5.13. Molecular Docking Studies of Thiazole Derivatives

The three‐dimensional molecular structures of the most active compounds, along with their standard bond lengths and angles, were built using ChemBio3D Ultra 14.0 (Cambridge Soft Corporation, USA). The crystal structure of Staphylococcus aureus proteins was obtained from the Protein Data Bank (PDB) for molecular docking studies. Co‐crystallized ligands and water molecules were removed, while polar hydrogens and Kollman‐united charges were assigned to the receptor. Ligand and protein database files were prepared using MOE software.^{[ 79 , 80 ]}

6. Conclusion

We have developed a concise and regioselective aza‐Michael cyclization protocol for the synthesis of fused pyrazolo[3,4‐d]thiazoles and related polycyclic thiazolo heterocycles. A single electrophilic enone substrate bearing two Michael acceptor sites undergoes selective 1,4‐addition with diverse hydrazines and heterocyclic amines under mild reflux conditions to furnish exclusively the 1H‐regio‐isomers in good to excellent yields. DFT analyses of frontier molecular orbitals, parr local reactivity indices, and MEP maps predicted the higher electrophilicity of the olefinic C=C bond and the nucleophilicity of amine nitrogen centers, explaining the observed regioselectivity. Global Reactivity Descriptors confirmed that the kinetically and thermodynamically favored products align with our proposed mechanistic pathway. Molecular docking against key Gram‐positive (2IWC), Gram‐negative (2NXW), and anticancer (4OH4) protein targets demonstrated that several synthesized compounds bind favorably—often engaging the same active‐site residues as standard drugs—and exhibit binding energies comparable to or better than those references. In silico ADME/T profiling revealed compliance with Lipinski's rules, high predicted oral bioavailability, negligible blood–brain barrier permeability, acceptable toxicity profiles, and synthetic accessibility scores comparable to marketed drugs, supporting the feasibility of large‐scale synthesis. These findings highlight the promise of these heterocycles as lead scaffolds for further antibacterial and anticancer evaluation.

Conflict of Interest

The authors declare no conflict of interest.

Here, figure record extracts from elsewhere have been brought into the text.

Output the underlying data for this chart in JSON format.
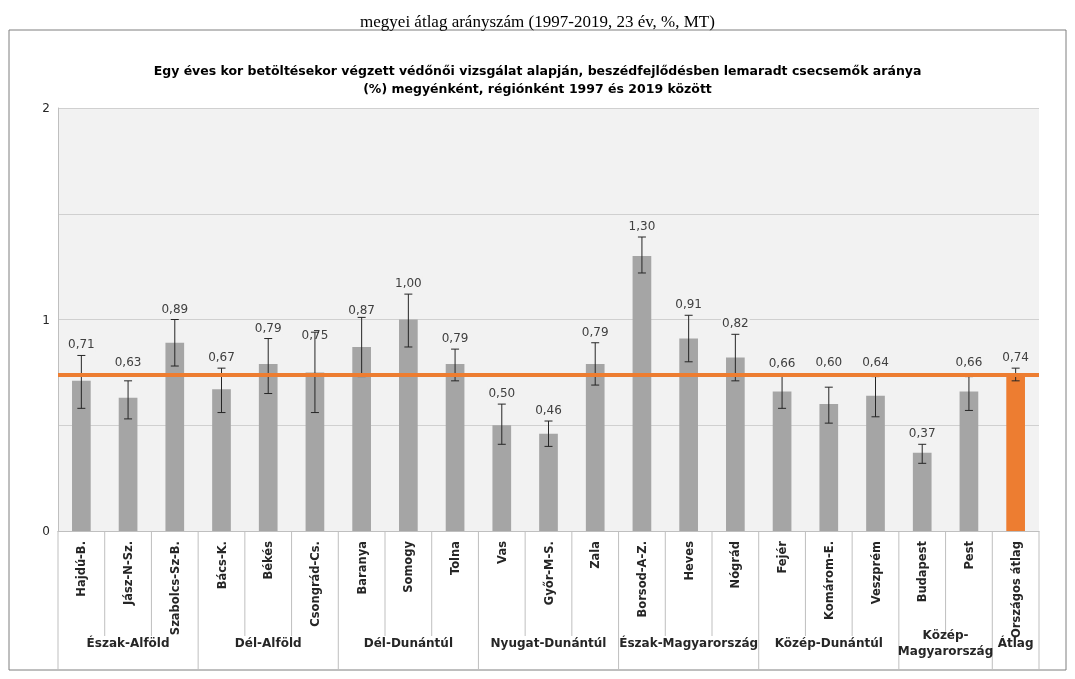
{
  "chart_data": {
    "type": "bar",
    "subtitle": "megyei átlag arányszám (1997-2019, 23 év, %, MT)",
    "title": "Egy éves kor betöltésekor végzett védőnői vizsgálat alapján, beszédfejlődésben lemaradt csecsemők aránya\n(%) megyénként, régiónként 1997 és 2019 között",
    "categories": [
      "Hajdú-B.",
      "Jász-N-Sz.",
      "Szabolcs-Sz-B.",
      "Bács-K.",
      "Békés",
      "Csongrád-Cs.",
      "Baranya",
      "Somogy",
      "Tolna",
      "Vas",
      "Győr-M-S.",
      "Zala",
      "Borsod-A-Z.",
      "Heves",
      "Nógrád",
      "Fejér",
      "Komárom-E.",
      "Veszprém",
      "Budapest",
      "Pest",
      "Országos átlag"
    ],
    "values": [
      0.71,
      0.63,
      0.89,
      0.67,
      0.79,
      0.75,
      0.87,
      1.0,
      0.79,
      0.5,
      0.46,
      0.79,
      1.3,
      0.91,
      0.82,
      0.66,
      0.6,
      0.64,
      0.37,
      0.66,
      0.74
    ],
    "colors": [
      "#a5a5a5",
      "#a5a5a5",
      "#a5a5a5",
      "#a5a5a5",
      "#a5a5a5",
      "#a5a5a5",
      "#a5a5a5",
      "#a5a5a5",
      "#a5a5a5",
      "#a5a5a5",
      "#a5a5a5",
      "#a5a5a5",
      "#a5a5a5",
      "#a5a5a5",
      "#a5a5a5",
      "#a5a5a5",
      "#a5a5a5",
      "#a5a5a5",
      "#a5a5a5",
      "#a5a5a5",
      "#ed7d31"
    ],
    "errors": [
      [
        0.58,
        0.83
      ],
      [
        0.53,
        0.71
      ],
      [
        0.78,
        1.0
      ],
      [
        0.56,
        0.77
      ],
      [
        0.65,
        0.91
      ],
      [
        0.56,
        0.94
      ],
      [
        0.73,
        1.01
      ],
      [
        0.87,
        1.12
      ],
      [
        0.71,
        0.86
      ],
      [
        0.41,
        0.6
      ],
      [
        0.4,
        0.52
      ],
      [
        0.69,
        0.89
      ],
      [
        1.22,
        1.39
      ],
      [
        0.8,
        1.02
      ],
      [
        0.71,
        0.93
      ],
      [
        0.58,
        0.74
      ],
      [
        0.51,
        0.68
      ],
      [
        0.54,
        0.73
      ],
      [
        0.32,
        0.41
      ],
      [
        0.57,
        0.73
      ],
      [
        0.71,
        0.77
      ]
    ],
    "value_labels": [
      "0,71",
      "0,63",
      "0,89",
      "0,67",
      "0,79",
      "0,75",
      "0,87",
      "1,00",
      "0,79",
      "0,50",
      "0,46",
      "0,79",
      "1,30",
      "0,91",
      "0,82",
      "0,66",
      "0,60",
      "0,64",
      "0,37",
      "0,66",
      "0,74"
    ],
    "ylim": [
      0,
      2
    ],
    "yticks": [
      0,
      {
        "value": 0.5,
        "label": null
      },
      1,
      {
        "value": 1.5,
        "label": null
      },
      2
    ],
    "grid": "y",
    "ref_lines": [
      {
        "axis": "y",
        "value": 0.74,
        "color": "#ed7d31"
      }
    ],
    "annotations": [
      "Észak-Alföld",
      "Dél-Alföld",
      "Dél-Dunántúl",
      "Nyugat-Dunántúl",
      "Észak-Magyarország",
      "Közép-Dunántúl",
      "Közép-\nMagyarország",
      "Átlag"
    ]
  }
}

Al‐Hazmi Ghaferah H., Al‐Humaidi Jehan Y., Riyadh Sayed M., Ahmed Mohamed S. M., Zaki Magdi E. A., Alruwaili Awatif H., Alanazi Khaled A., Almutairi Rajeh H., Gomha Sobhi M., ChemistryOpen 2025, 14, e202500393. 10.1002/open.202500393

Data Availability Statement

The data that support the findings of this study are available from the corresponding author upon reasonable request.